Google Cloud · ハンズオン学習ガイド

4つのサービスを繋いで
保存権限処理通知
ひとつのパイプラインにする。

写真管理アプリ「Memories」を題材に、Cloud Storage・IAM・Cloud Functions・Pub/Sub を組み合わせたイベント駆動サーバーレス環境をゼロから構築します。各サービスを「定義 → なぜ使うか → 具体例 → コード → ベストプラクティス」の順で解説し、最後に Challenge Lab(GSP315)で統合します。

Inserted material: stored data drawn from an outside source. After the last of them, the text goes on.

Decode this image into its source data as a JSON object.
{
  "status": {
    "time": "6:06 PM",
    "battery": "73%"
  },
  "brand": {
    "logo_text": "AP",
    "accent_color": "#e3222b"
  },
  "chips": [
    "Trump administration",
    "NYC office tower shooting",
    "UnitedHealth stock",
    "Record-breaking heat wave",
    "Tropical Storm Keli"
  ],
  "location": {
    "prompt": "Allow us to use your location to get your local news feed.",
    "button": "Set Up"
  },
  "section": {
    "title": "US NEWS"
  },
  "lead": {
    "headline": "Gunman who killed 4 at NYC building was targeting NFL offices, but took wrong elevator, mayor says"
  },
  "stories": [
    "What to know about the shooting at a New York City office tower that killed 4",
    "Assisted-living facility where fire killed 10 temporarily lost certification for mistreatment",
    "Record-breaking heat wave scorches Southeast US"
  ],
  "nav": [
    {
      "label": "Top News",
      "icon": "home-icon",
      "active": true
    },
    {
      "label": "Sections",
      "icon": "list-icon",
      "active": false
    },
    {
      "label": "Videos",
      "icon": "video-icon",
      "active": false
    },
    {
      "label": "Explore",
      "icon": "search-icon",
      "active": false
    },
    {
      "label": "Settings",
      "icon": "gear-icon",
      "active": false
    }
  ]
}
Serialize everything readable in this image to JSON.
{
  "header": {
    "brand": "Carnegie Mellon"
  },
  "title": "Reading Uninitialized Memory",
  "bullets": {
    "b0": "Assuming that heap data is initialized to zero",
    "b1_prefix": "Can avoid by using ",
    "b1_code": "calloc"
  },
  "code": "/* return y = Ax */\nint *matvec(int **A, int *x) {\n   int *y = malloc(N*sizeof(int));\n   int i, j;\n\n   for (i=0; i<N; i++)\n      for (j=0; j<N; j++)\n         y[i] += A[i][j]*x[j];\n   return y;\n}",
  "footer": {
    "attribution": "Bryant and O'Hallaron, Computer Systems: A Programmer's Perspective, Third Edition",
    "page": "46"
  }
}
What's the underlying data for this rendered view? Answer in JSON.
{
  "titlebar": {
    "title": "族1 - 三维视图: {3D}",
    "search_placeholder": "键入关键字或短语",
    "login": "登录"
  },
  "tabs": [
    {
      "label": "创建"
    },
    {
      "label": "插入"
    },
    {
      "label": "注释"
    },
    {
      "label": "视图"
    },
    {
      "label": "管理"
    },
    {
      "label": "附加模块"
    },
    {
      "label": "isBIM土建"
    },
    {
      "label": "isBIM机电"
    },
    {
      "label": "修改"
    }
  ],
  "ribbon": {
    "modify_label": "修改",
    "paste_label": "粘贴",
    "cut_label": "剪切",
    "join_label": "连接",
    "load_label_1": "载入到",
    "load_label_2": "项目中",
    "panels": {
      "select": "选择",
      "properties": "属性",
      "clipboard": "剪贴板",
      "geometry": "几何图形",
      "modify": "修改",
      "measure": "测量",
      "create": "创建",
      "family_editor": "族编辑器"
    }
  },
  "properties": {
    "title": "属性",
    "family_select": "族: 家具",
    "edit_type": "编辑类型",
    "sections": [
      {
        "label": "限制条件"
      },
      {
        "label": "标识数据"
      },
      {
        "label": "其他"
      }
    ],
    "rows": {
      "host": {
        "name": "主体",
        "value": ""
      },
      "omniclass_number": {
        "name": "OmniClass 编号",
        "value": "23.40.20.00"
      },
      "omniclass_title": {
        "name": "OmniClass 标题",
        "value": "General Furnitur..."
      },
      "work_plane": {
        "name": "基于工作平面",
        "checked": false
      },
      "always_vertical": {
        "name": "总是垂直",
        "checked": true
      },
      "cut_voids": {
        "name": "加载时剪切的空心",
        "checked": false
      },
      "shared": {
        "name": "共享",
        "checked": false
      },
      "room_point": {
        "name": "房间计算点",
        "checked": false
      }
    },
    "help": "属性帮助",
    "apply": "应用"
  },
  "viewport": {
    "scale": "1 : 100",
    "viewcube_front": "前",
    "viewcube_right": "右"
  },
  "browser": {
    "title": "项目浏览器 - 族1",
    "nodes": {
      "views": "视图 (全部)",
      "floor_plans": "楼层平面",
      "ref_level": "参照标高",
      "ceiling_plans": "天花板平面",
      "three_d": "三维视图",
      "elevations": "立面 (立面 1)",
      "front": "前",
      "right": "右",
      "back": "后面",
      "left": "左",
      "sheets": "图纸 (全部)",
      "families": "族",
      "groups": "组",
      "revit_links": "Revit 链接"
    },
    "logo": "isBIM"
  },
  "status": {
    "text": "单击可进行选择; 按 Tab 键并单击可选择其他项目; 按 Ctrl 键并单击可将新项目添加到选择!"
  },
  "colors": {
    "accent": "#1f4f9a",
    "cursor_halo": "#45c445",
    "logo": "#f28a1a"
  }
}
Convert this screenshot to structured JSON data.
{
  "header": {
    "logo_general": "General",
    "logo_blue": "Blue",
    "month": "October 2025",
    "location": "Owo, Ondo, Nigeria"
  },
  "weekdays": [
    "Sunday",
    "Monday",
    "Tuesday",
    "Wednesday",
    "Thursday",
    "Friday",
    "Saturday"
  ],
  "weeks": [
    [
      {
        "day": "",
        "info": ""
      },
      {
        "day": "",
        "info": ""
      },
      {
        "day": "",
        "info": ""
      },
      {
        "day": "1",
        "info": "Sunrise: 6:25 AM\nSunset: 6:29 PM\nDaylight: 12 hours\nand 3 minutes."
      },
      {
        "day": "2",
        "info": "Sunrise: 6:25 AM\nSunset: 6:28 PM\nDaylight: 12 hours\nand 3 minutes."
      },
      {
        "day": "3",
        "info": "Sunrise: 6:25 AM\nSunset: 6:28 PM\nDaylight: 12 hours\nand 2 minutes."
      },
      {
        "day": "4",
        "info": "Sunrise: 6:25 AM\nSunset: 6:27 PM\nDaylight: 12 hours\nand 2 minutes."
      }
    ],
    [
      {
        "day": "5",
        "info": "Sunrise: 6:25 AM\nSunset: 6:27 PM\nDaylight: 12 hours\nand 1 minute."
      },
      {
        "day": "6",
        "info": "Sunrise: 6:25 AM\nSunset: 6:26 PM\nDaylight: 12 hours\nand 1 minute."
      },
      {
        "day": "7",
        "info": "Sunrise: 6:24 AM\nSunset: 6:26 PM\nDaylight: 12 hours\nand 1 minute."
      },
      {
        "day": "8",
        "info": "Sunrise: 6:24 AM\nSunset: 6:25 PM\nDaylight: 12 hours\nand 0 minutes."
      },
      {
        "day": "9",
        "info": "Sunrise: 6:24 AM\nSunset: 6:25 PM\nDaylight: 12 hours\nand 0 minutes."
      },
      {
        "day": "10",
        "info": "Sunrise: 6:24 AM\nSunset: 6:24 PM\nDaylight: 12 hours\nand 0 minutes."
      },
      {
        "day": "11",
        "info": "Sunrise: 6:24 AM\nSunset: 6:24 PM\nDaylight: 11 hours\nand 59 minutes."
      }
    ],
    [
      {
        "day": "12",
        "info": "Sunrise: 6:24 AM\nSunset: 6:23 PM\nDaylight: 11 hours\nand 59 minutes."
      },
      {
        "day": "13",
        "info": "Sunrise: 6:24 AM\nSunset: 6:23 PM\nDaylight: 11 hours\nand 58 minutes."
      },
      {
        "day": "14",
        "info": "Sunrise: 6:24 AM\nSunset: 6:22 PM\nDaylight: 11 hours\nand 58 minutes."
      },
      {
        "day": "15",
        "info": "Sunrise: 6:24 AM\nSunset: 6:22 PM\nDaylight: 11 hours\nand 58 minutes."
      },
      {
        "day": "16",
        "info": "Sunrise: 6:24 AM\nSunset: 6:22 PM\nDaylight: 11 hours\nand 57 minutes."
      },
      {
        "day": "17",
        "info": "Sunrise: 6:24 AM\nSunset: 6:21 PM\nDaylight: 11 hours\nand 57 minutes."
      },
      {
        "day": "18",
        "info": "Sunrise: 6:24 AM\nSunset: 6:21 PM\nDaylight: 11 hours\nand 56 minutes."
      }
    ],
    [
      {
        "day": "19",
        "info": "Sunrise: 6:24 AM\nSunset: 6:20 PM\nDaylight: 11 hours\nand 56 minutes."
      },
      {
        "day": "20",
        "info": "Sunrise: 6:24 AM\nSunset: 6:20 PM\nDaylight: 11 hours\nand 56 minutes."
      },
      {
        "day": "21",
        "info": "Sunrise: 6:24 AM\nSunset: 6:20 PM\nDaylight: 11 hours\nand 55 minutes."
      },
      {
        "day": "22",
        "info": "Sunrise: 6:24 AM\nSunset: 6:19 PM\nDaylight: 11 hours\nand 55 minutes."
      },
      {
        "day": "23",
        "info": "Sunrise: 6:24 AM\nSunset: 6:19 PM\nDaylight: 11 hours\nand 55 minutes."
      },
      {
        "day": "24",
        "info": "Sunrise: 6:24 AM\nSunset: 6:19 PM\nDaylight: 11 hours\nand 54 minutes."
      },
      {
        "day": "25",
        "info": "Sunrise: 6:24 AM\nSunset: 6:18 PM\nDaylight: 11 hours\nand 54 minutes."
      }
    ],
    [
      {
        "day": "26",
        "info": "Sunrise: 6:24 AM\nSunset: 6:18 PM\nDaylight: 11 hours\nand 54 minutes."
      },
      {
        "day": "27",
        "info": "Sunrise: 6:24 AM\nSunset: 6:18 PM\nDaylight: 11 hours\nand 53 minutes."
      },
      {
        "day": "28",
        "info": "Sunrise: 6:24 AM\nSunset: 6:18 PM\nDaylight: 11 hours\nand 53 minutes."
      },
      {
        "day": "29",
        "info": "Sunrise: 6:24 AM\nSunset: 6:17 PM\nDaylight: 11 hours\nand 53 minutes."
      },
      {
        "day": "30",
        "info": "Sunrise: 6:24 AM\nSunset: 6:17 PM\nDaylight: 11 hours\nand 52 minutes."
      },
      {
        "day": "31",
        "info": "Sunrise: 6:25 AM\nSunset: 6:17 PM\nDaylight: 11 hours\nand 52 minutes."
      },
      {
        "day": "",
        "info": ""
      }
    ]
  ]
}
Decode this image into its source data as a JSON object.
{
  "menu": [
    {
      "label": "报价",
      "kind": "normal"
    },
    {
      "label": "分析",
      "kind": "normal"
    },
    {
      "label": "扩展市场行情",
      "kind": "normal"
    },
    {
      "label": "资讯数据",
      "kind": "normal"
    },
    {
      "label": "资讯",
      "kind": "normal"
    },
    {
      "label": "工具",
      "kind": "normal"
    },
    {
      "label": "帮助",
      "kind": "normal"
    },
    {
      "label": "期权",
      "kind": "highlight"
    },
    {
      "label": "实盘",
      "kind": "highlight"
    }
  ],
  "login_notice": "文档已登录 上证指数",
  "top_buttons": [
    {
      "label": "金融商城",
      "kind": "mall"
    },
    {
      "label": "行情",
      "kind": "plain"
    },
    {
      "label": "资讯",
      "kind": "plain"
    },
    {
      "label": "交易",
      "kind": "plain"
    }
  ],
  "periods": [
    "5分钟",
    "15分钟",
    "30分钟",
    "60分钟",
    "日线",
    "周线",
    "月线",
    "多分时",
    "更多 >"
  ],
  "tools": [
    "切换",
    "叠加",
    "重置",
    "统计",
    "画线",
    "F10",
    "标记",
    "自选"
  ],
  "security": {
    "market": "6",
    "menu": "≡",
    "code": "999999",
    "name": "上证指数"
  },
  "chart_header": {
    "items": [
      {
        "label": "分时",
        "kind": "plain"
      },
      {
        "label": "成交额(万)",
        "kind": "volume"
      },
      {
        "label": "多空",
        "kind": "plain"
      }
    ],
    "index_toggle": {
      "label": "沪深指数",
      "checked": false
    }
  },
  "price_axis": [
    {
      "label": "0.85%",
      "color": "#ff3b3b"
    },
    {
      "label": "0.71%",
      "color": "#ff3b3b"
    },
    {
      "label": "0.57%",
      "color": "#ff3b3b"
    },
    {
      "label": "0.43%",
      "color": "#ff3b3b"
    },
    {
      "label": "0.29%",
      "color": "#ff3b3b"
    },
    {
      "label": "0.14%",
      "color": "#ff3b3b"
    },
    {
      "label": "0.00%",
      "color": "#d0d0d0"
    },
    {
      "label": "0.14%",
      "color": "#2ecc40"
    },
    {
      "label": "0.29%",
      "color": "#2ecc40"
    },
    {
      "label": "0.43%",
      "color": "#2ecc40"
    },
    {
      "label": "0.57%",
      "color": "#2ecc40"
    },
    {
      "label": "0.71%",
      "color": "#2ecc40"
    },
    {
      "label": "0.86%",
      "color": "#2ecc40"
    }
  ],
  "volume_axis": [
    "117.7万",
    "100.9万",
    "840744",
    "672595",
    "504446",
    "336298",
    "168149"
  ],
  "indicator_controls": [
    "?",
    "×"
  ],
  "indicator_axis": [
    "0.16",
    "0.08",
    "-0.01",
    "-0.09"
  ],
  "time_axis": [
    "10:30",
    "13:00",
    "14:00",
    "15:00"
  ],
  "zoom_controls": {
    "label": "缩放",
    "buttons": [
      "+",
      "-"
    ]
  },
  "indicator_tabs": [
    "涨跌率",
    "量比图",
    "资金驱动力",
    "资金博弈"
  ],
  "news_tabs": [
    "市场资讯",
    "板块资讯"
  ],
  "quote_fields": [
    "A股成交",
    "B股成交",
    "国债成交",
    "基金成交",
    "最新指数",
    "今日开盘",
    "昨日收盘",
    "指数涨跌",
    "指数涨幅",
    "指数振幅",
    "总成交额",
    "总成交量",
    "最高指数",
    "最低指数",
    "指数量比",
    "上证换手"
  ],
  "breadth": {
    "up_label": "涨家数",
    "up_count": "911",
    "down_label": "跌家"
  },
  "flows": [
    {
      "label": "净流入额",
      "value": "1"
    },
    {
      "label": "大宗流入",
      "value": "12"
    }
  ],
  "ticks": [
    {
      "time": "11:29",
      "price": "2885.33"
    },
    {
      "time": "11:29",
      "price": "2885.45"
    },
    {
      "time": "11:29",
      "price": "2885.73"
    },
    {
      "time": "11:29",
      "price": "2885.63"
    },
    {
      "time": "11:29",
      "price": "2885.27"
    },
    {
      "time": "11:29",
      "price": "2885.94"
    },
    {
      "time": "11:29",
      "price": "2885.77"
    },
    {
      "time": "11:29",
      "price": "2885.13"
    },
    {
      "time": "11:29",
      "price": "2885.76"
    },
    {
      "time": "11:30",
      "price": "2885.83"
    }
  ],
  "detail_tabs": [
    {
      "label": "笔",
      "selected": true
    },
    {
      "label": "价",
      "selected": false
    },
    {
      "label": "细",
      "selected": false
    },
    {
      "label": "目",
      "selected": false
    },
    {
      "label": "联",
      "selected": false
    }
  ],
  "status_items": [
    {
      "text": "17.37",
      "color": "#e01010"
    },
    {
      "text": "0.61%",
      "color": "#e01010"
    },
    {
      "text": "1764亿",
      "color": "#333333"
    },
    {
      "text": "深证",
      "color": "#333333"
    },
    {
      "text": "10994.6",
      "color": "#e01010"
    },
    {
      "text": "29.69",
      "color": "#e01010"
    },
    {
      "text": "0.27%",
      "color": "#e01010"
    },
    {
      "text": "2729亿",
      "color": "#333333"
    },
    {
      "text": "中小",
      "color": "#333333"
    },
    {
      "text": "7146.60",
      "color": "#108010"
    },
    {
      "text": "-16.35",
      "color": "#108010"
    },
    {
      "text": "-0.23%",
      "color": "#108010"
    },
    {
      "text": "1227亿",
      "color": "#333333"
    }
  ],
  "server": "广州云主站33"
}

対象:初学者〜ジュニアエンジニア学習時間:約1時間15分+Lab 1時間最終更新:2026-07-01
01
Orientation

このガイドについて

1.1スコープに関する注記

Google Skills(旧 Google Cloud Skills Boost)の個別ラボページは、受講登録済みアカウントでのサインインが必須のため、ラボ ID 単位(/labs/592541/labs/592550)での本文取得はできません。そのため本ガイドは、以下の情報源を根拠として再構成しています。

  • コース course_templates/637公式コース概要に明記された技術スコープ:Cloud Storage、IAM、Cloud Functions、Pub/Sub
  • 本コース末尾の Challenge Lab(labs/592550)である GSP315 の公開シナリオ・タスク構成
  • 各サービスの Google Cloud 公式ドキュメント(ベストプラクティスページ)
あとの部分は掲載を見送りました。